The EU’s chief negotiator is said to have told his UK counterpart Lord Frost that he will walk away from discussions unless Downing Street shows in the next 48 hours it is willing to compromise on key sticking points. 

It came as the Government’s official spending watchdog, the Office for Budget Responsibility (OBR), warned a no trade deal split from the bloc would wipe two per cent off of UK gross domestic product (GDP). 

The Office for Budget Responsibility has forecast a hit to GDP this year of 11.3 per cent – the largest drop since the Great Frost of 1709. It predicted a no deal Brexit would wipe a further two per cent off of GDP 

Top level talks between the UK and the EU were briefly suspended last week after a member of Mr Barnier’s team tested positive for coronavirus. 

Discussions have continued remotely but Mr Barnier is due to leave self-isolation this evening and travel to London tomorrow to resume face-to-face negotiations, lasting over the weekend.

The two sides remain deadlocked on the issues of post-Brexit fishing rights, the so-called ‘level playing field’ on rules and on the future governance of the deal. 

Mr Barnier told Lord Frost during a video call on Tuesday that he believes it is pointless for talks to continue unless Number 10 is willing to shift on the remaining points of contention, according to The Guardian.    

The apparent threat to walk away from the negotiating table comes with just five weeks to go until the end of the ‘standstill’ post-Brexit transition period.

But Mr Sunak painted a much brighter picture of the talks this morning as he told Sky News: ‘The negotiations are ongoing and I think the teams are hard at work, they are working intensively and I remain hopeful that with a constructive attitude…’

Asked if he was hopeful or confident of the talks succeeding, he replied: ‘Both. I am an optimistic person.
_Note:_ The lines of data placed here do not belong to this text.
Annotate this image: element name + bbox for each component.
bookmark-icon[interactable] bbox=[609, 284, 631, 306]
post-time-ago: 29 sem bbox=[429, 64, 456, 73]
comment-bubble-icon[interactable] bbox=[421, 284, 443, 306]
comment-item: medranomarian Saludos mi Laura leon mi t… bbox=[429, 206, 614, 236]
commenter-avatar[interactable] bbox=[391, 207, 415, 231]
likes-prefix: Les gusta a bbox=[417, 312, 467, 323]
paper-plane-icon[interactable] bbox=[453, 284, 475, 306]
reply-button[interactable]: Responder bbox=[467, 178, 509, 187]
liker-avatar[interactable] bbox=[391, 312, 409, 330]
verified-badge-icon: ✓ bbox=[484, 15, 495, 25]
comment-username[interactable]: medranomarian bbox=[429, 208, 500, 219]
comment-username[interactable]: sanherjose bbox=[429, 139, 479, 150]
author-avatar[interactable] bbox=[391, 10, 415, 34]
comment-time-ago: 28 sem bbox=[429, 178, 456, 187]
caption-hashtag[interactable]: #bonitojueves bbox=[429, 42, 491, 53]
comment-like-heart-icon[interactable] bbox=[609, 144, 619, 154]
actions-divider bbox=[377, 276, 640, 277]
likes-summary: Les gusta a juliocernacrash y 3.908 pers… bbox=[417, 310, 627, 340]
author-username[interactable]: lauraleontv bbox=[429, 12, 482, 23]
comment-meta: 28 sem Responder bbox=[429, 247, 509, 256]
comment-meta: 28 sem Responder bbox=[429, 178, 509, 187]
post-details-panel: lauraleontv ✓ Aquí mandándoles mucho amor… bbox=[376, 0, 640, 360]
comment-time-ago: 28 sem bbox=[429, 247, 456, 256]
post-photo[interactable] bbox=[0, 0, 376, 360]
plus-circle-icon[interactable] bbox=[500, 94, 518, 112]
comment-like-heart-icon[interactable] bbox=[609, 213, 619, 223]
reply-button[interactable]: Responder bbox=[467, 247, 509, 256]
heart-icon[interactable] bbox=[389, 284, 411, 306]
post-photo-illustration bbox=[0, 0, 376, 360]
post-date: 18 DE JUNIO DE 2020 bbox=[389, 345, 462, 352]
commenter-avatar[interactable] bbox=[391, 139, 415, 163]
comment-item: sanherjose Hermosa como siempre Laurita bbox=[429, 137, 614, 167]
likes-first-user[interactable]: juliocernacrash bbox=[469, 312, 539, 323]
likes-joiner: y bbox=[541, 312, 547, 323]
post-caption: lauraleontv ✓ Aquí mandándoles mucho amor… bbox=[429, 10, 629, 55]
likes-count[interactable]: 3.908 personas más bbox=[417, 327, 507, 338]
There is a lot of work going on and I think with a constructive attitude and good will on all sides we can get there. 

‘It is clear what the shape of the deal looks like and as I said, it requires a constructive attitude. 

‘I think on our part we have always been very consistent and transparent about what we need, the things that are important to us, why ultimately we voted for Brexit and what needs to be delivered. 

‘I am hopeful that the EU will see that the vast majority of what we are asking for are things they have already agreed with other countries and we have done that deliberately and as I have said, the teams are hard at work and let’s see.’ 

Mr Sunak said ‘in the short term especially it would be preferable to have a deal’ but he insisted the Government had ‘put an enormous amount of effort and resource into preparing the country’ for whatever the outcome of the talks is. 

His comments came after the OBR predicted the UK’s GDP will plummet by 11.3 per cent in 2020 as a result of the coronavirus crisis – the largest fall since 1709.

The OBR also said a no trade deal Brexit would inflict yet more damage on the economy, wiping around two per cent off of GDP and adding another £10 billion of borrowing. 

Richard Hughes, the chairman of the OBR, told BBC Radio 4’s Today programme: ‘Our estimate of the long term impact of coronavirus on the economy is that it scars the economy by about three per cent. That is the lost output by the end of our five year forecast period. 

‘We did do a no deal scenario which looks at what would happen if we didn’t arrive at a free trade agreement with the EU in five weeks’ time. 

‘That takes a further two per cent off output by the end of the forecast period. 

‘But it is important to bear in mind that we have already reduced our forecast for output by four per cent to take account of the fact we are leaving the EU and that assumes we are going to get a free trade agreement. 

‘So that two per cent would be on top of the four per cent that is already been taken out of our forecast for output in five years’ time.’